Outre son inaction face à la détresse et la précarité des migrants et sans-abris, l’État a instauré un contrôle des associations et de leurs bénévoles, en empêchant leur accès, ainsi que celui des médias, aux centres d’hébergement où ont été relogés les exilés. Nous avons pu le constater vendredi dernier avec Oriane et Annaëlle que nous avons suivi sur place. L’absence de transparence et de communication quant aux conditions dans lesquelles les exilé.e.s sont pris charge, et le fait que, comme le rappelle Annaëlle « d’une manière générale on a une très faible visibilité de la suite une fois que les personnes sont mises à l’abri c’est toujours très difficile de savoir où, comment, quand et par qui », démontre à quel point « il y a des tensions autour de cette question : on peut supposer des moyens insuffisants ». Restreindre l’aide des associations humanitaires aux personnes exilées et empêcher la couverture médiatique à leur sujet est aussi un moyen de maintenir une opacité pour contenir au mieux l’indignation que pourrait susciter la médiatisation de leurs conditions de vie, et le traitement inhumain réservé aux migrants et exilés.

Une situation qui n’est pas nouvelle, mais exacerbée par la crise sanitaire

Par ailleurs, comme le précise Oriane, l’occupation de l’école maternelle du XVIème arrondissement le 24 janvier répondait à la « grosse urgence à mettre les personnes à l’abri à la fois du froid et des violences policières » . Car « Les personnes exilées sont pourchassées par les flics depuis bien longtemps, avec les mêmes pratiques qu’on retrouve à Calais et à Grande-Synthe ; elles sont obligées de se diviser en petit groupe, de se cacher sous des ponts. » développe-t-elle. Les violences policières perpétrées sur les exilé.e.s se déroulent quotidiennement et en toute impunité. On en a encore vu récemment l’illustration, lors de l’expulsion du camp de migrants à Saint-Denis puis à l’occasion de la nuit de la honte Place de la République qui a suivi - « une trentaine [de personnes exilées occupant l’école maternelle du XVIème arrondissement le 24 janvier] étaient déjà [d’ailleurs] présentes place de la République il y a 2 mois afin de demander leur prise en charge en tant que demandeuse d’asile » selon Utopia 56 - ou encore à Grande-Synthe dans le Nord-Pas-de-Calais, où dès le petit matin des équipes de nettoyages, cagoulées et accompagnées de policiers, lacèrent au couteau les tentes de réfugiés.

Le harcèlement permanent des migrants par les préfectures de police, et plus largement le traitement inhumain qui est réservé à ces derniers est inacceptable.

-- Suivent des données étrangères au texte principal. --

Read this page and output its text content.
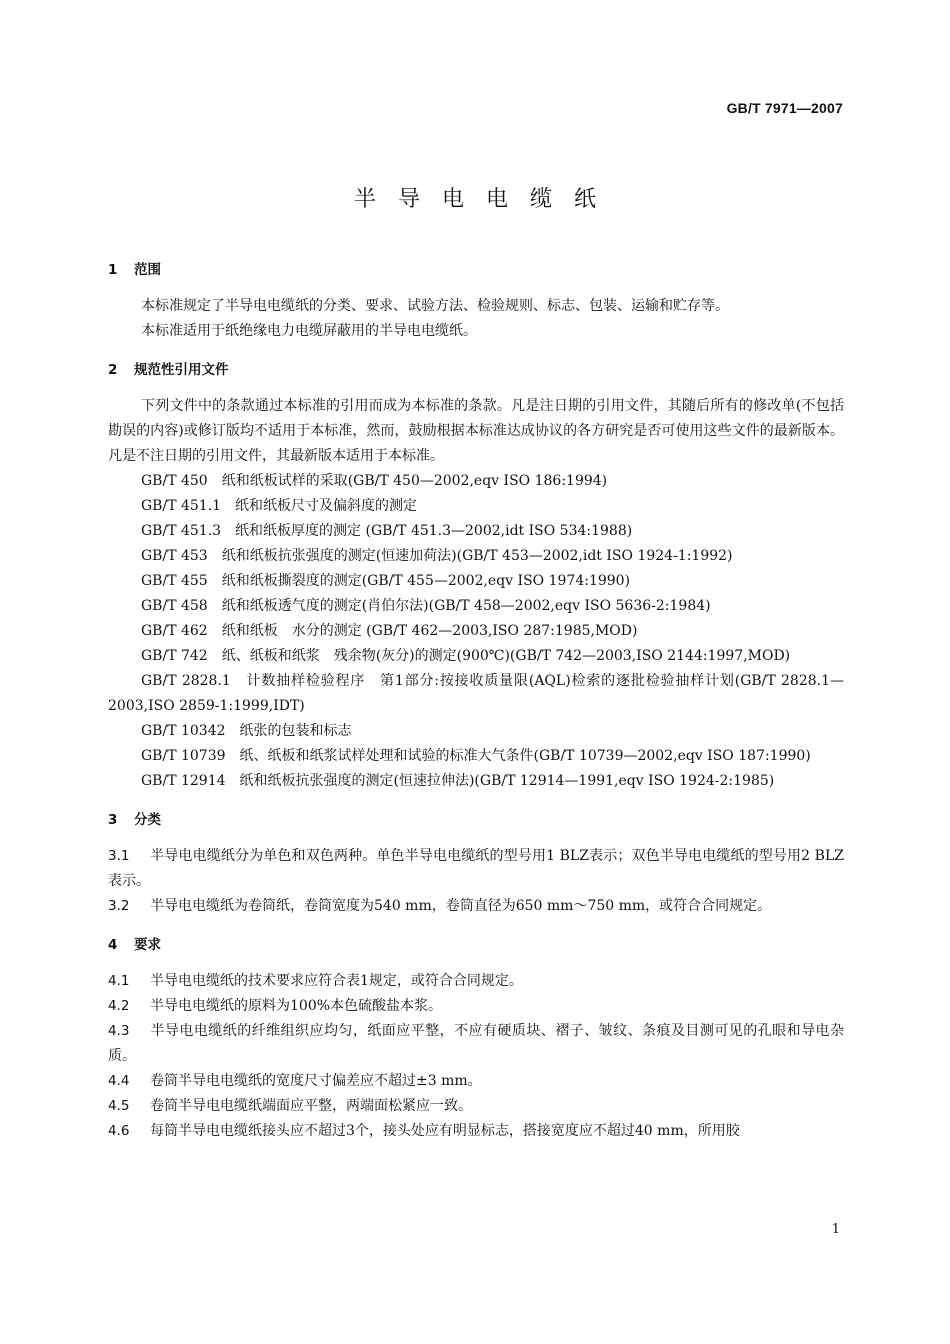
GB/T 7971—2007
半导电电缆纸

1 范围

本标准规定了半导电电缆纸的分类、要求、试验方法、检验规则、标志、包装、运输和贮存等。

本标准适用于纸绝缘电力电缆屏蔽用的半导电电缆纸。

2 规范性引用文件

下列文件中的条款通过本标准的引用而成为本标准的条款。凡是注日期的引用文件，其随后所有的修改单(不包括勘误的内容)或修订版均不适用于本标准，然而，鼓励根据本标准达成协议的各方研究是否可使用这些文件的最新版本。凡是不注日期的引用文件，其最新版本适用于本标准。

GB/T 450　纸和纸板试样的采取(GB/T 450—2002,eqv ISO 186:1994)

GB/T 451.1　纸和纸板尺寸及偏斜度的测定

GB/T 451.3　纸和纸板厚度的测定 (GB/T 451.3—2002,idt ISO 534:1988)

GB/T 453　纸和纸板抗张强度的测定(恒速加荷法)(GB/T 453—2002,idt ISO 1924-1:1992)

GB/T 455　纸和纸板撕裂度的测定(GB/T 455—2002,eqv ISO 1974:1990)

GB/T 458　纸和纸板透气度的测定(肖伯尔法)(GB/T 458—2002,eqv ISO 5636-2:1984)

GB/T 462　纸和纸板　水分的测定 (GB/T 462—2003,ISO 287:1985,MOD)

GB/T 742　纸、纸板和纸浆　残余物(灰分)的测定(900℃)(GB/T 742—2003,ISO 2144:1997,MOD)

GB/T 2828.1　计数抽样检验程序　第1部分:按接收质量限(AQL)检索的逐批检验抽样计划(GB/T 2828.1—2003,ISO 2859-1:1999,IDT)

GB/T 10342　纸张的包装和标志

GB/T 10739　纸、纸板和纸浆试样处理和试验的标准大气条件(GB/T 10739—2002,eqv ISO 187:1990)

GB/T 12914　纸和纸板抗张强度的测定(恒速拉伸法)(GB/T 12914—1991,eqv ISO 1924-2:1985)

3 分类

3.1 半导电电缆纸分为单色和双色两种。单色半导电电缆纸的型号用1 BLZ表示；双色半导电电缆纸的型号用2 BLZ表示。

3.2 半导电电缆纸为卷筒纸，卷筒宽度为540 mm，卷筒直径为650 mm～750 mm，或符合合同规定。

4 要求

4.1 半导电电缆纸的技术要求应符合表1规定，或符合合同规定。

4.2 半导电电缆纸的原料为100%本色硫酸盐本浆。

4.3 半导电电缆纸的纤维组织应均匀，纸面应平整，不应有硬质块、褶子、皱纹、条痕及目测可见的孔眼和导电杂质。

4.4 卷筒半导电电缆纸的宽度尺寸偏差应不超过±3 mm。

4.5 卷筒半导电电缆纸端面应平整，两端面松紧应一致。

4.6 每筒半导电电缆纸接头应不超过3个，接头处应有明显标志，搭接宽度应不超过40 mm，所用胶

1
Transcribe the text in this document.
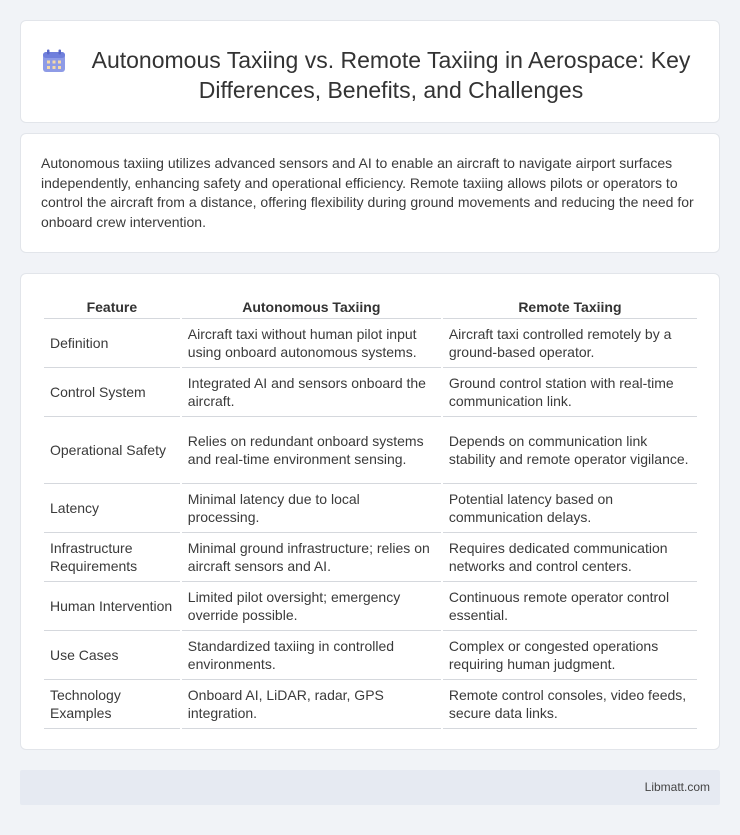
Autonomous Taxiing vs. Remote Taxiing in Aerospace: Key Differences, Benefits, and Challenges

Autonomous taxiing utilizes advanced sensors and AI to enable an aircraft to navigate airport surfaces independently, enhancing safety and operational efficiency. Remote taxiing allows pilots or operators to control the aircraft from a distance, offering flexibility during ground movements and reducing the need for onboard crew intervention.

Feature	Autonomous Taxiing	Remote Taxiing
Definition	Aircraft taxi without human pilot input using onboard autonomous systems.	Aircraft taxi controlled remotely by a ground-based operator.
Control System	Integrated AI and sensors onboard the aircraft.	Ground control station with real-time communication link.
Operational Safety	Relies on redundant onboard systems and real-time environment sensing.	Depends on communication link stability and remote operator vigilance.
Latency	Minimal latency due to local processing.	Potential latency based on communication delays.
Infrastructure Requirements	Minimal ground infrastructure; relies on aircraft sensors and AI.	Requires dedicated communication networks and control centers.
Human Intervention	Limited pilot oversight; emergency override possible.	Continuous remote operator control essential.
Use Cases	Standardized taxiing in controlled environments.	Complex or congested operations requiring human judgment.
Technology Examples	Onboard AI, LiDAR, radar, GPS integration.	Remote control consoles, video feeds, secure data links.
Libmatt.com
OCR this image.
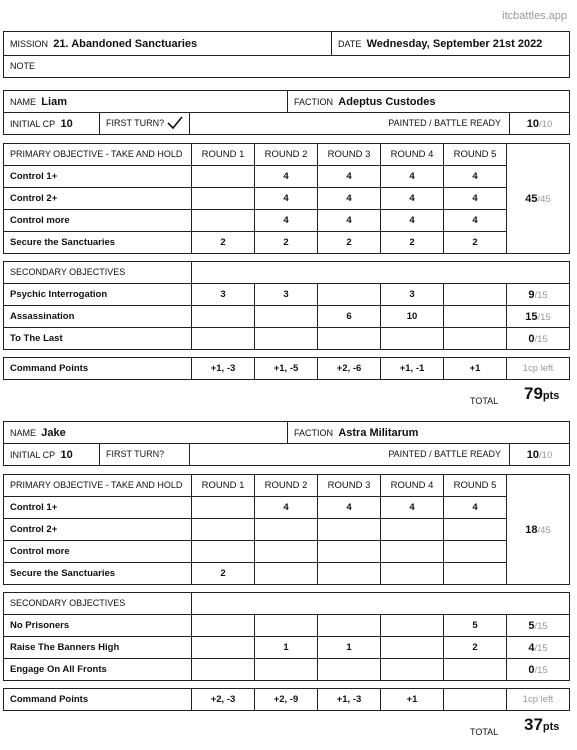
itcbattles.app
MISSION 21. Abandoned Sanctuaries	DATE Wednesday, September 21st 2022
NOTE
NAME Liam			FACTION Adeptus Custodes	
INITIAL CP 10	FIRST TURN?	PAINTED / BATTLE READY		10/10
PRIMARY OBJECTIVE - TAKE AND HOLD	ROUND 1	ROUND 2	ROUND 3	ROUND 4	ROUND 5	45/45
Control 1+		4	4	4	4	
Control 2+		4	4	4	4	
Control more		4	4	4	4	
Secure the Sanctuaries	2	2	2	2	2	
SECONDARY OBJECTIVES						
Psychic Interrogation	3	3		3		9/15
Assassination			6	10		15/15
To The Last						0/15
Command Points	+1, -3	+1, -5	+2, -6	+1, -1	+1	1cp left
TOTAL 79pts
NAME Jake			FACTION Astra Militarum	
INITIAL CP 10	FIRST TURN?	PAINTED / BATTLE READY		10/10
PRIMARY OBJECTIVE - TAKE AND HOLD	ROUND 1	ROUND 2	ROUND 3	ROUND 4	ROUND 5	18/45
Control 1+		4	4	4	4	
Control 2+						
Control more						
Secure the Sanctuaries	2					
SECONDARY OBJECTIVES						
No Prisoners					5	5/15
Raise The Banners High		1	1		2	4/15
Engage On All Fronts						0/15
Command Points	+2, -3	+2, -9	+1, -3	+1		1cp left
TOTAL 37pts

Comme le demandent depuis de nombreuses années les associations venant en aide aux personnes exilées et sans-abri, il faut réquisitionner les logements vides pour permettre, à tous et sans condition, l’accès à un logement digne et durable, régulariser tous les sans-papiers, et exiger la fermeture immédiate des centres de rétention administrative, où les étrangers en situation irrégulière, lorsqu’ils ne sont pas à la rue, sont incarcérés.